Nieuws

Vraag & antwoord – Woningaanpassing wel of niet terugbetalen na overlijden?

5 december 2016, Supportbeurs

Per 1 januari 2015 geldt in vrijwel elke gemeente een eigen bijdrage wanneer een “maatwerkvoorziening” zoals een woningaanpassing wordt verstrekt. Deze bijdrage is inkomensafhankelijk.

Het bedrag van de eigen bijdrage kan voor een gemiddeld inkomen oplopen tot enkele honderden euro’s. De eigen bijdrage dient iedere vier weken te worden betaald, doorlopend tot de voorziening geheel is afbetaald. Dus niet voor maximaal 39 perioden, zoals vóór 2015 het geval was. In de praktijk houdt deze regeling dus in, dat men in feite zijn eigen woningaanpassingen betaalt.

Voor mensen die al vóór 2015 beschikten over een woningaanpassing vanuit de Wmo en geen eigen bijdrage betalen, heeft een gemeente in principe de mogelijkheid om alsnog zo’n eigen bijdrage op te leggen. Deze kan echter nooit eerder ingaan dan na een formele wijziging van de Verordening Maatschappelijke Ondersteuning hiertoe.

Betaling van de eigen bijdrage eindigt wanneer degene voor wie de voorziening is bestemd, komt te overlijden. Voor een overledene is immers geen noodzaak meer tot verdere Wmo-ondersteuning. En dus ook niet voor het heffen van een eigen bijdrage in het kader van diezelfde Wmo. Het is dus in geen geval zo, dat erfgenamen kunnen worden aangeslagen voor een “nog openstaande Wmo-schuld”. Er is (buiten een eventueel geldend anti-speculatiebeding, zie verderop in dit artikel) dan in feite sprake van het kwijtschelden van het nog niet afbetaalde gedeelte van de woningaanpassing.

In de niet zo vaak voorkomende situatie waarin de voorziening voor meerdere mensen bedoeld is ligt de zaak anders.
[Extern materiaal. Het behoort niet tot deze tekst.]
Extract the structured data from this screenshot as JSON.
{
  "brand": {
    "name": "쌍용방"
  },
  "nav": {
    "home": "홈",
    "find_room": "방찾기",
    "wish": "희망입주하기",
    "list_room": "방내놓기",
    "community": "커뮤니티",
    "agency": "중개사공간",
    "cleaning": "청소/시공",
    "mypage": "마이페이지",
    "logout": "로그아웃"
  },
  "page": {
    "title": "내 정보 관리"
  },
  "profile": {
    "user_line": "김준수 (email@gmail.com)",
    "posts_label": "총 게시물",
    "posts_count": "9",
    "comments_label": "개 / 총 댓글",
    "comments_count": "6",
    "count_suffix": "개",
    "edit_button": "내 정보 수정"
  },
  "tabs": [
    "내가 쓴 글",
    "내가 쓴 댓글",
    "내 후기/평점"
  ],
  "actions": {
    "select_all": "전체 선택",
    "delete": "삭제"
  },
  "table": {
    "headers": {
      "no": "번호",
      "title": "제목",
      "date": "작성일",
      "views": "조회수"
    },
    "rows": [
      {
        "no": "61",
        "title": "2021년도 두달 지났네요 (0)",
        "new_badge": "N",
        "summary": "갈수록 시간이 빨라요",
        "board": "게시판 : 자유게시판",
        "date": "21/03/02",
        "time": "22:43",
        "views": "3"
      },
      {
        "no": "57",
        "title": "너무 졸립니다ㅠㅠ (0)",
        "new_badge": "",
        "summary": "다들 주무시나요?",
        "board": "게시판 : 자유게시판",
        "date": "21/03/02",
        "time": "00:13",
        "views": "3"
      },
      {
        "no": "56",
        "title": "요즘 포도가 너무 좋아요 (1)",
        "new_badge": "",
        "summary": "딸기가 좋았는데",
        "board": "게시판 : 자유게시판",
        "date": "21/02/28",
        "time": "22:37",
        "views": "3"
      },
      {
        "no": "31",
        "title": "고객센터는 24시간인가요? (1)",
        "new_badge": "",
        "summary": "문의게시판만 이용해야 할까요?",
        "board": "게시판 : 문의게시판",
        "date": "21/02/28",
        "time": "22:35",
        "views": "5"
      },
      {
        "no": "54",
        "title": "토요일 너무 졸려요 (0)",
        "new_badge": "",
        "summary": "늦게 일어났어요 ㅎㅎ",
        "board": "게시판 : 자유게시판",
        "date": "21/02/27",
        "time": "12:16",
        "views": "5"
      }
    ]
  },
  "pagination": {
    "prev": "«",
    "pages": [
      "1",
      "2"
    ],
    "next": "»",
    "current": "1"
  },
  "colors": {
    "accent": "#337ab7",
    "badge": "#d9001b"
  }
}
Wanneer de aanpassingen na overlijden van de ene gebruiker beschikbaar dienen te blijven voor een (of meer) andere gerechtigden, gaat ook de verplichting tot betaling over op deze andere gerechtigde(n). Eventueel aangepast aan de nieuwe, bij hen behorende woon- en inkomenssituatie. Betaling van de eigen bijdrage loopt ook in deze situatie weer net zo lang door, totdat de voorziening geheel is afbetaald.

Naast de eigen bijdrageregeling, zoals die bestaat sinds de Wmo 2015, bestaat er de zogenoemde anti-speculatieregeling. Deze stamt nog uit de tijd van vóór de Wmo 2015 en de Wvg. Bedoeling van deze regeling is het beperken van winst op door de gemeente verstrekte en betaalde woningaanpassingen, bij verkoop binnen een bepaalde termijn nadat deze aanpassingen zijn gerealiseerd. Het gaat immers om gemeenschapsgeld, dat op deze manier ten goede komt aan de vermogensopbouw van één burger en niet meer kan worden ingezet voor ondersteuning van mensen met een beperking.

Een cliënt die zijn woning met aanpassingen verkoopt, betaalt de gemeente een bepaald (door de jaren afnemend) percentage terug van de eventuele meerwaarde als gevolg van de aanpassingen. Meestal geldt daarvoor een terugbetalingspercentage van plus minus 90% bij verkoop binnen een jaar, aflopend naar 0% bij 8 tot 10 jaar na aanpassing.

Hoewel diverse gemeenten de anti-speculatieregeling nog toepassen, zie ik dat overal om mij heen steeds minder vaak voorkomen. Eigenlijk is het nut van dit vroeger veel toegepaste instrument om de kosten van woningaanpassingen te kunnen terugwinnen, met de komst van de eigen bijdrageregeling in de Wmo 2015 verdwenen.